Let’s take the example of Figma, which is listed on the market after a successful IPO. At its core it’s a very nice design tool that bought the innovation of collaborative live editing (ah la Google docs) to an adobe illustrator like product. It’s still great for this.

But in recent times much development has gone into their AI and MCP features, these likely bring some value; but the market sees these are offered features built like any other feature; when in fact there is a pay-for-use baked in that is being massively subsidised (on the basis that the future price will be high). So as a result customers see these are fun additional features to try out (for free). BUT when the time comes Figma is going to have to massively crank up the price (either overall or more likely for use of the AI features) as the mechanism that has subsidised low cost AI usage tokens runs dry.

The real question is: how many customers would really be willing to say pay double for Figma to keep the AI tooling they getting now? Or how many will be like screw that; those tools were fun but they are in no-way worth paying for - leading to customers stepping away from newly expensive AI features and products.
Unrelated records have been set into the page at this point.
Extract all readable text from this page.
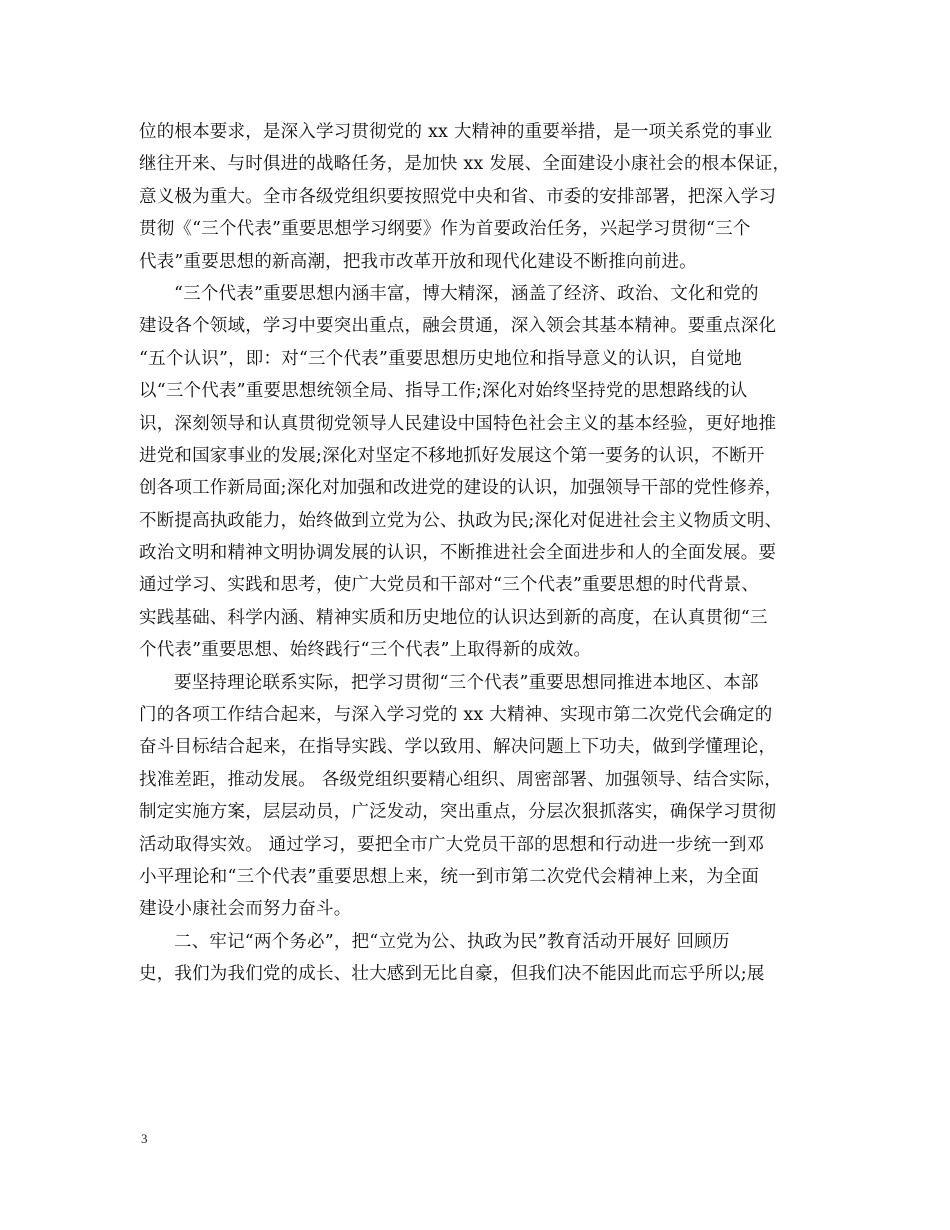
位的根本要求，是深入学习贯彻党的 xx 大精神的重要举措，是一项关系党的事业
继往开来、与时俱进的战略任务，是加快 xx 发展、全面建设小康社会的根本保证，
意义极为重大。全市各级党组织要按照党中央和省、市委的安排部署，把深入学习
贯彻《“三个代表”重要思想学习纲要》作为首要政治任务，兴起学习贯彻“三个
代表”重要思想的新高潮，把我市改革开放和现代化建设不断推向前进。
“三个代表”重要思想内涵丰富，博大精深，涵盖了经济、政治、文化和党的
建设各个领域，学习中要突出重点，融会贯通，深入领会其基本精神。要重点深化
“五个认识”，即：对“三个代表”重要思想历史地位和指导意义的认识，自觉地
以“三个代表”重要思想统领全局、指导工作;深化对始终坚持党的思想路线的认
识，深刻领导和认真贯彻党领导人民建设中国特色社会主义的基本经验，更好地推
进党和国家事业的发展;深化对坚定不移地抓好发展这个第一要务的认识，不断开
创各项工作新局面;深化对加强和改进党的建设的认识，加强领导干部的党性修养，
不断提高执政能力，始终做到立党为公、执政为民;深化对促进社会主义物质文明、
政治文明和精神文明协调发展的认识，不断推进社会全面进步和人的全面发展。要
通过学习、实践和思考，使广大党员和干部对“三个代表”重要思想的时代背景、
实践基础、科学内涵、精神实质和历史地位的认识达到新的高度，在认真贯彻“三
个代表”重要思想、始终践行“三个代表”上取得新的成效。
要坚持理论联系实际，把学习贯彻“三个代表”重要思想同推进本地区、本部
门的各项工作结合起来，与深入学习党的 xx 大精神、实现市第二次党代会确定的
奋斗目标结合起来，在指导实践、学以致用、解决问题上下功夫，做到学懂理论，
找准差距，推动发展。 各级党组织要精心组织、周密部署、加强领导、结合实际，
制定实施方案，层层动员，广泛发动，突出重点，分层次狠抓落实，确保学习贯彻
活动取得实效。 通过学习，要把全市广大党员干部的思想和行动进一步统一到邓
小平理论和“三个代表”重要思想上来，统一到市第二次党代会精神上来，为全面
建设小康社会而努力奋斗。
二、牢记“两个务必”，把“立党为公、执政为民”教育活动开展好 回顾历
史，我们为我们党的成长、壮大感到无比自豪，但我们决不能因此而忘乎所以;展
3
Figma offers a more valuable fundamental service than most digital products; in a world where AI tokens go way up in cost, think of all the dedicated AI apps that folks will just be like, nope I’m not paying. There’s your big bust.

This is the dynamic and reality to consider; what folks will do when the tokens stop being subsidiesed.


It's hard to say how sustainable free tier pricing is - it depends on how much money they are making from every one else. It is a bit extreme though, with apparently only 5% of ChatGPT users paying for it.

I don't see this as the bell ringing at the top of the bubble though.


It’s not “free tier” it’s all the tiers being significantly discounted (underpriced). It’s ALL pricing.

Per the article is all underpriced… run the logic.. assume when the funds run out that prices across the board go up 5x, 10x, more. Assess where u think it’d all be at.

What do u think downward affect on the market will be?


> It’s not “free tier” it’s all the tiers being significantly discounted (underpriced). It’s ALL pricing.

That's possible, but how would we know what the cost to provide the service is from any of the companies, which will anyways vary from company to company since they are using different models and hardware (e.g. OpenAI/Microsoft NVIDIA, Google TPUs, Anthropic/Amazon Trainium).

We also don't know how much the average chat subscriber is using the service. A low usage subscriber may be profitable at $20/mo, but a high usage one unprofitable.

Chat subscription prices seem to have been steady at $20/mo for a while, but cost of providing the service is falling very fast. In recent Dwarkesh interview, Satya Nadella says costs are falling 5/10/40x year over year, or evern quarter over quarter.